McDade Trail Getting Longer

Pike County Press
Thursday, September 3, 2009

Story By Susan Koomar

DINGMANS FERRY - Residents on the Milford end of the McDade Trail will be able to take a much longer hike next summer if all goes according to plan.

National Park Service officials expect to open a new section of trail that will extend from Raymondskill Road south to Bushkill - 12 miles one way. The northern end of the trail now runs just three miles from Milford Beach to Raymondskill/Pittman Orchard.

Much of the trail has been constructed. The next step is installing 12 pedestrian bridges that range from 25- to 80-feet long. That work will begin this fall by a private contractor, said Rich Degnan, facility manager of the Delaware Water Gap National Recreation Area.

“My goal is connectivity,” he said.

A new section of trail north of Smithfield Beach will have three timber bridges constructed by park staff. Degnan hopes to keep that part of the project moving through the winter.

“Even when it’s 20 or 30 degrees, we can go out and build bridges,” he said.

McDade Trail work has been deferred as a result of three major Delaware River floods. Hikers and bikers can view the river from many sections of the trail. Degnan credited his staff with resiliency and determination this summer - a season when rain could have further delayed the project.

“They put extra effort into it despite the weather. They didn’t let the weather get them down. Their attitude is ‘Let’s get ‘er done,’ ” he said. “We kept moving to a different location - whatever was highest and driest.”

Park employees had help from volunteers of the Student Conservation Association this summer. The students constructed a rock wall along a steep section of trail near Turn Farm along River Road.

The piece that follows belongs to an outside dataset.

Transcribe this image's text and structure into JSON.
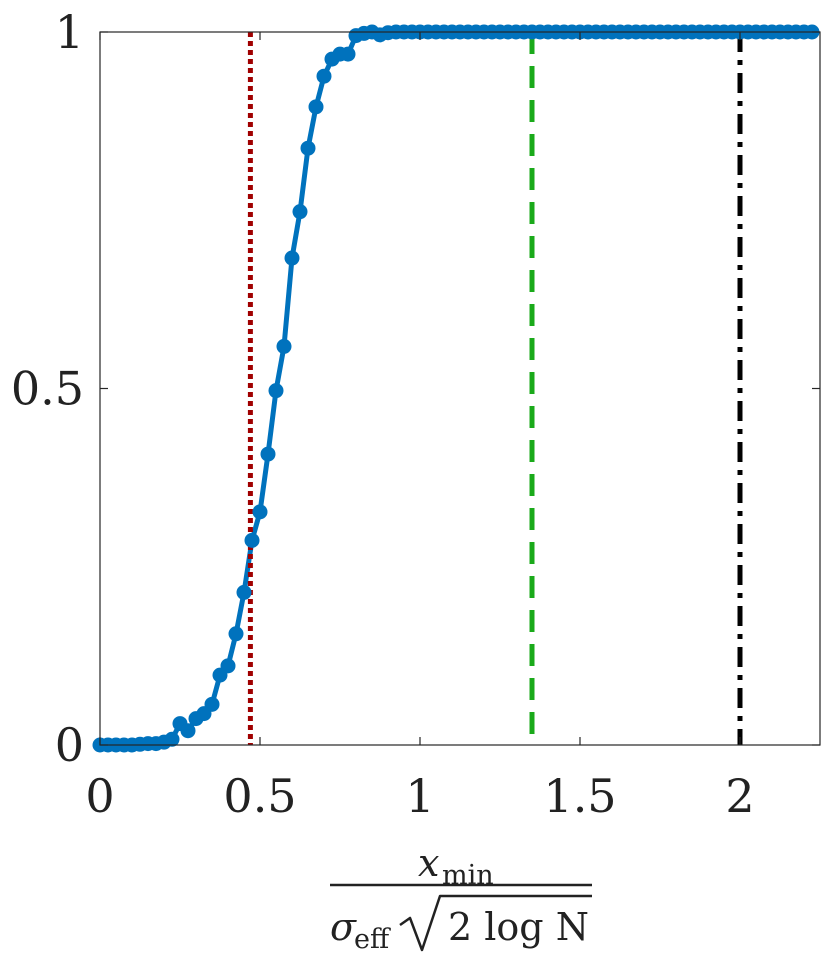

After the new sections open next year, the park service will seek volunteers to patrol and help maintain the trail. A volunteer bike patrol already exists.

“It’s a lot of trail to cover,” he said.

Degnan knows firsthand how popular the trail is. Residents of Sunrise Lake Estates, he and his wife bike the trail about twice a month.

The project dates back about ten years, made possible by federal funds and named for longtime 10th congressional district representative Joseph McDade of Scranton.

In addition to the McDade and other trails, hikers can follow 27 miles of the Appalachian Trail through the Delaware Water Gap National Recreation Area.